Yesterday morning, I learned of the arrest of Evan Gershkovich, a journalist from wall street journal, which occurred in Yekaterinburg, a city in Russia. He is accused of espionage. “He was caught red-handed! launches Dmitri Peskov, the Kremlin spokesperson, at a press conference.
I then text one of the only Russian journalists I still know in Moscow. We will call her by the fictitious name of Lilia to preserve her safety. Lilia knows Evan very well. “Come now, espionage! He has lived here for five years, he worked for the local English-language newspaper Moscow Times and then Agence France-Presse. He is a professional who knows the rules of the game very well. Like everyone else, he knew he was being watched 24/7. I just hope they quickly want to exchange him for a Russian prisoner on the western side because otherwise trials like this here are hellish and you risk 25 years in prison! »
“And you, how are you, Lilia? Little dots gallop on my phone and his message appears: “For a year, I have lived knowing that I can be arrested at any time, I live with the fear that any FSB agent will show up in my apartment. My phone was tapped. I had to change it twice. Yet I had the impression that working for international media gave me a form of protection, that the press center of the Ministry of Foreign Affairs offered us a certain security. Not anymore. »
Evan Gershkovich is the first journalist accused of espionage from the new Russia and even from the Soviet Union.
It took me back to when I lived in Moscow in 1991, it was still the USSR. I remember that September evening, in the midst of amorous distress, when I called a friend in Montreal. Throughout the conversation, we heard breathing, pan sounds, as if a guy somewhere wanted to tell us that he was there with us. It was almost likeable.
I took it for granted at that time that I shared my life with the Secret Service. I couldn’t believe the waste of time, money and energy that it must have cost the State.
One day I went to Kostroma, a forbidden town because of the military. Upon my return, I had been treated to a small reprimand from the “guardian angel” of Canadian journalists in front of a coffee in the press center of the Ministry of Foreign Affairs. Nothing more. In the twilight of the Soviet Union, the surveillance of the KGB, in total loss of authority, was as much folklore as it was inoffensive.
Today, however, this return of repression via the FSB successor to the KGB, in the era of facial recognition and artificial intelligence, is terrifying. It plays in the minds of a population that rediscovers its old defense reflexes from the time when the state was totalitarian.
“The Duma, our parliament, has been nicknamed ‘the mad printer’ because it passed nearly 200 more repressive bills in less than a year! Lilia tells me. These laws cover a wide range and can be interpreted in all sorts of ways. The Criminal Code of the Russian Federation is replete with grounds for arrest: state treason, spreading unreliable information about the armed forces (fake news), ban on discrediting the army, actions deemed terrorist, ban on rehabilitating Nazism. Let’s not forget that the Ukrainian leadership, by the Kremlin’s definition, is a reincarnation of the Nazi government.
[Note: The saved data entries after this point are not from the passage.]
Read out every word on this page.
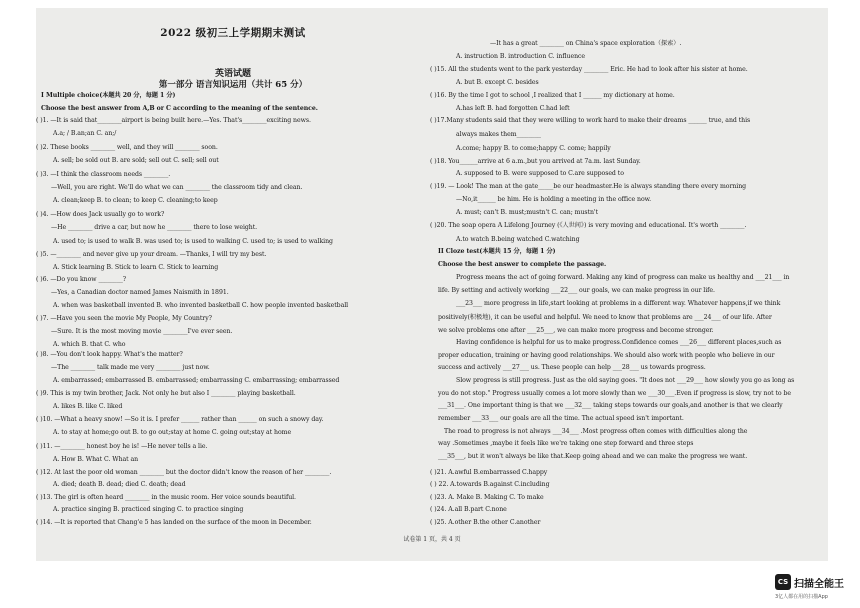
2022 级初三上学期期末测试
英语试题
第一部分 语言知识运用（共计 65 分）
I Multiple choice(本题共 20 分，每题 1 分)
Choose the best answer from A,B or C according to the meaning of the sentence.
( )1. —It is said that________airport is being built here.—Yes. That's________exciting news.
A.a; / B.an;an C. an;/
( )2. These books ________ well, and they will ________ soon.
A. sell; be sold out B. are sold; sell out C. sell; sell out
( )3. —I think the classroom needs ________.
—Well, you are right. We'll do what we can ________ the classroom tidy and clean.
A. clean;keep B. to clean; to keep C. cleaning;to keep
( )4. —How does Jack usually go to work?
—He ________ drive a car, but now he ________ there to lose weight.
A. used to; is used to walk B. was used to; is used to walking C. used to; is used to walking
( )5. —________ and never give up your dream. —Thanks, I will try my best.
A. Stick learning B. Stick to learn C. Stick to learning
( )6. —Do you know ________?
—Yes, a Canadian doctor named James Naismith in 1891.
A. when was basketball invented B. who invented basketball C. how people invented basketball
( )7. —Have you seen the movie My People, My Country?
—Sure. It is the most moving movie ________I've ever seen.
A. which B. that C. who
( )8. —You don't look happy. What's the matter?
—The ________ talk made me very ________ just now.
A. embarrassed; embarrassed B. embarrassed; embarrassing C. embarrassing; embarrassed
( )9. This is my twin brother, Jack. Not only he but also I ________ playing basketball.
A. likes B. like C. liked
( )10. —What a heavy snow! —So it is. I prefer ______ rather than ______ on such a snowy day.
A. to stay at home;go out B. to go out;stay at home C. going out;stay at home
( )11. —________ honest boy he is! —He never tells a lie.
A. How B. What C. What an
( )12. At last the poor old woman ________ but the doctor didn't know the reason of her ________.
A. died; death B. dead; died C. death; dead
( )13. The girl is often heard ________ in the music room. Her voice sounds beautiful.
A. practice singing B. practiced singing C. to practice singing
( )14. —It is reported that Chang'e 5 has landed on the surface of the moon in December.
—It has a great ________ on China's space exploration（探索）.
A. instruction B. introduction C. influence
( )15. All the students went to the park yesterday ________ Eric. He had to look after his sister at home.
A. but B. except C. besides
( )16. By the time I got to school ,I realized that I ______ my dictionary at home.
A.has left B. had forgotten C.had left
( )17.Many students said that they were willing to work hard to make their dreams ______ true, and this
always makes them________
A.come; happy B. to come;happy C. come; happily
( )18. You______arrive at 6 a.m.,but you arrived at 7a.m. last Sunday.
A. supposed to B. were supposed to C.are supposed to
( )19. — Look! The man at the gate_____be our headmaster.He is always standing there every morning
—No,it______ be him. He is holding a meeting in the office now.
A. must; can't B. must;mustn't C. can; mustn't
( )20. The soap opera A Lifelong Journey (《人世间》) is very moving and educational. It's worth ________.
A.to watch B.being watched C.watching
II Cloze test(本题共 15 分，每题 1 分)
Choose the best answer to complete the passage.
Progress means the act of going forward. Making any kind of progress can make us healthy and ___21___ in
life. By setting and actively working ___22___ our goals, we can make progress in our life.
___23___ more progress in life,start looking at problems in a different way. Whatever happens,if we think
positively(积极地), it can be useful and helpful. We need to know that problems are ___24___ of our life. After
we solve problems one after ___25___, we can make more progress and become stronger.
Having confidence is helpful for us to make progress.Confidence comes ___26___ different places,such as
proper education, training or having good relationships. We should also work with people who believe in our
success and actively ___27___ us. These people can help ___28___ us towards progress.
Slow progress is still progress. Just as the old saying goes. "It does not ___29___ how slowly you go as long as
you do not stop." Progress usually comes a lot more slowly than we ___30___.Even if progress is slow, try not to be
___31___. One important thing is that we ___32___ taking steps towards our goals,and another is that we clearly
remember ___33___ our goals are all the time. The actual speed isn't important.
The road to progress is not always ___34___ .Most progress often comes with difficulties along the
way .Sometimes ,maybe it feels like we're taking one step forward and three steps
___35___, but it won't always be like that.Keep going ahead and we can make the progress we want.
( )21. A.awful B.embarrassed C.happy
( ) 22. A.towards B.against C.including
( )23. A. Make B. Making C. To make
( )24. A.all B.part C.none
( )25. A.other B.the other C.another
试卷第 1 页，共 4 页
CS 扫描全能王
3亿人都在用的扫描App
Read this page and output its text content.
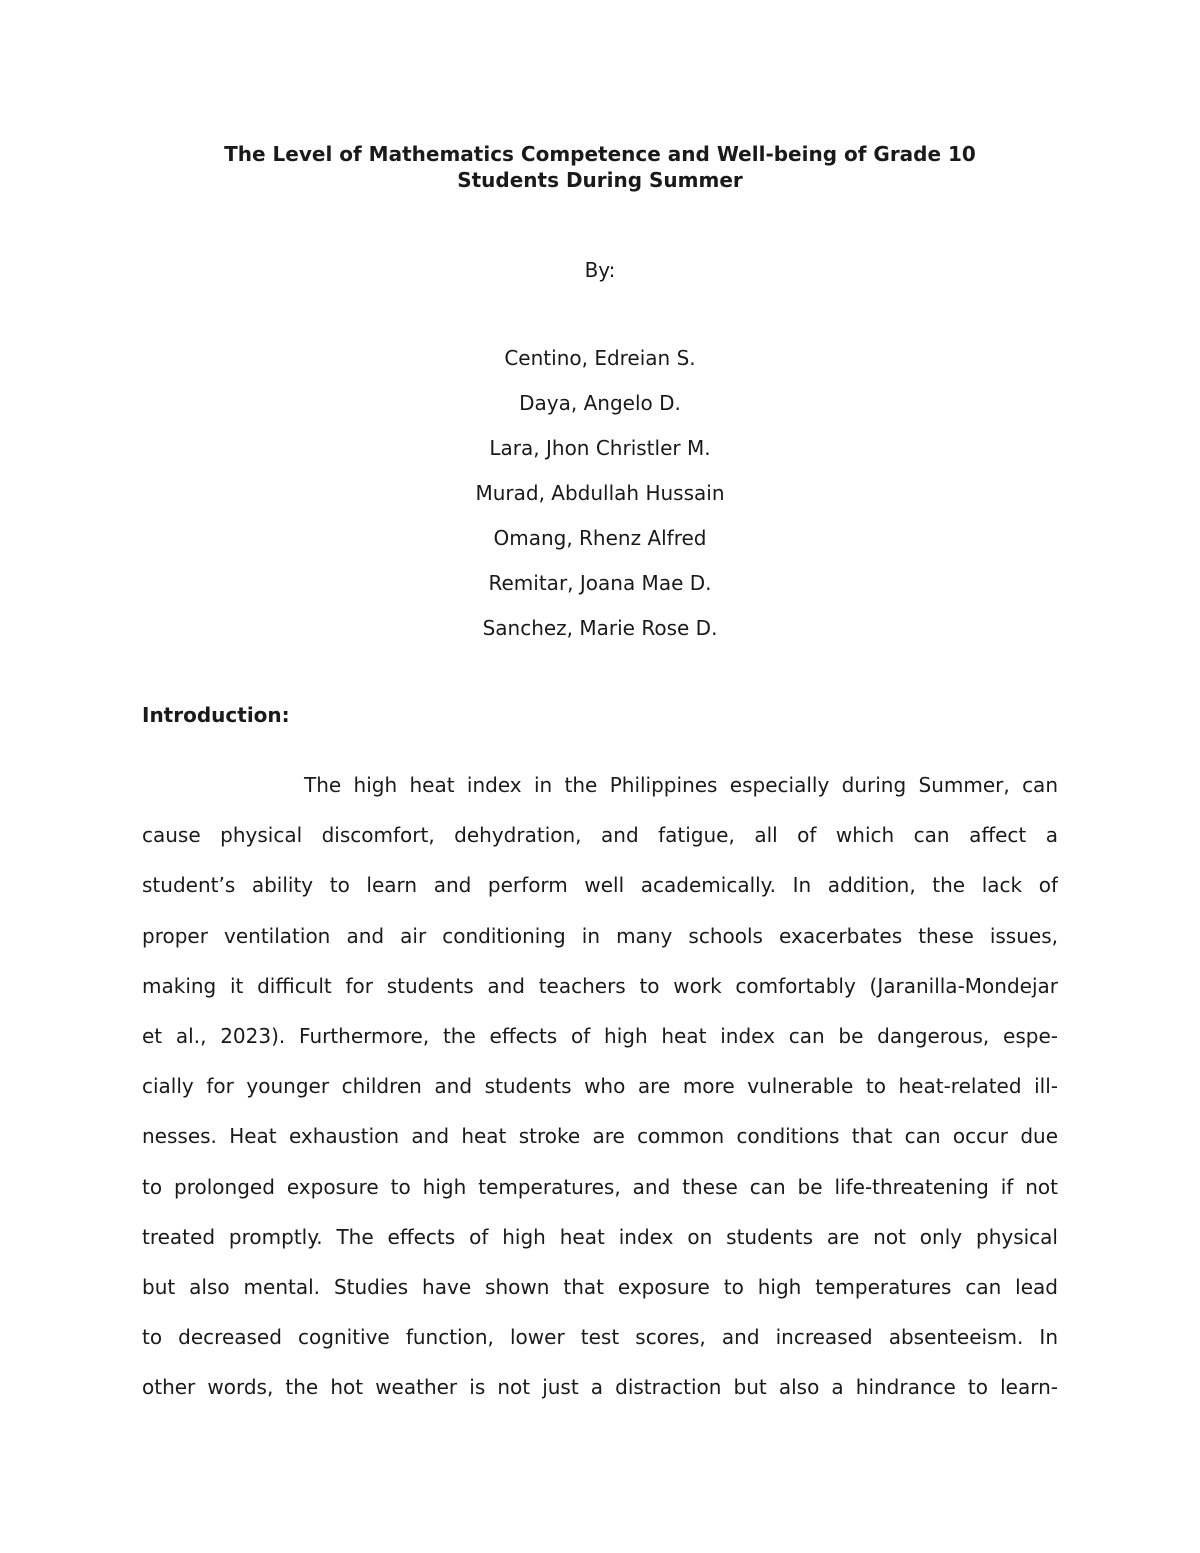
The Level of Mathematics Competence and Well-being of Grade 10
Students During Summer
By:
Centino, Edreian S.
Daya, Angelo D.
Lara, Jhon Christler M.
Murad, Abdullah Hussain
Omang, Rhenz Alfred
Remitar, Joana Mae D.
Sanchez, Marie Rose D.
Introduction:
The high heat index in the Philippines especially during Summer, can
cause physical discomfort, dehydration, and fatigue, all of which can affect a
student’s ability to learn and perform well academically. In addition, the lack of
proper ventilation and air conditioning in many schools exacerbates these issues,
making it difficult for students and teachers to work comfortably (Jaranilla-Mondejar
et al., 2023). Furthermore, the effects of high heat index can be dangerous, espe-
cially for younger children and students who are more vulnerable to heat-related ill-
nesses. Heat exhaustion and heat stroke are common conditions that can occur due
to prolonged exposure to high temperatures, and these can be life-threatening if not
treated promptly. The effects of high heat index on students are not only physical
but also mental. Studies have shown that exposure to high temperatures can lead
to decreased cognitive function, lower test scores, and increased absenteeism. In
other words, the hot weather is not just a distraction but also a hindrance to learn-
Lilia continues: “Have you seen all these people who have been arrested in a year? Twenty-two thousand people! We arrest you for one like. »
As I was texting Lilia, news broke that a Moscow train worker had been sentenced to seven years in a penal camp for mourning the death of women and children and making reference to the war on Facebook. Recently, a father was sentenced to two years in prison because of a drawing by his 12-year-old daughter denouncing the conflict in Ukraine. She was placed in the orphanage. There is also the case of this young couple who criticized the Russian invasion at the restaurant, denounced by their table neighbors and handcuffed in front of all the customers. There is also the mind-blowing story of Sergey Vedel, arrested for criticizing the government in a telephone conversation. His lawyer maintained that the conversation was private. The judge dismissed her argument saying she was not private since an FSB agent was listening to her! Every day, social media reports dozens of stories as surreal as each other.
“Even the Russian equivalent of the Cercle des fermières does not escape surveillance, maintains Rémi Hyppia, expert on post-Soviet Russia. In 20 years in power, Vladimir Putin, the former KGB agent, has extended the tentacles of the state throughout Russian society and this has accelerated with the invasion of Ukraine. We sow doubt and fear, we nip any dissent in the bud. »
“At home, they say it’s time for purges, once again, for arrests, black cars and secret police leather coats arriving at your house in the middle of the night. In short, the time of lejovchina explains Lilia to me, referring to Nicolaï Lejov, supreme leader of the NKVD from 1936 to 1938, ancestor of the KGB and the FSB. And Russia is sinking deeper and deeper into great darkness at the cost of its citizens. As if we were going back to square one in one of the worst totalitarian states of the last century.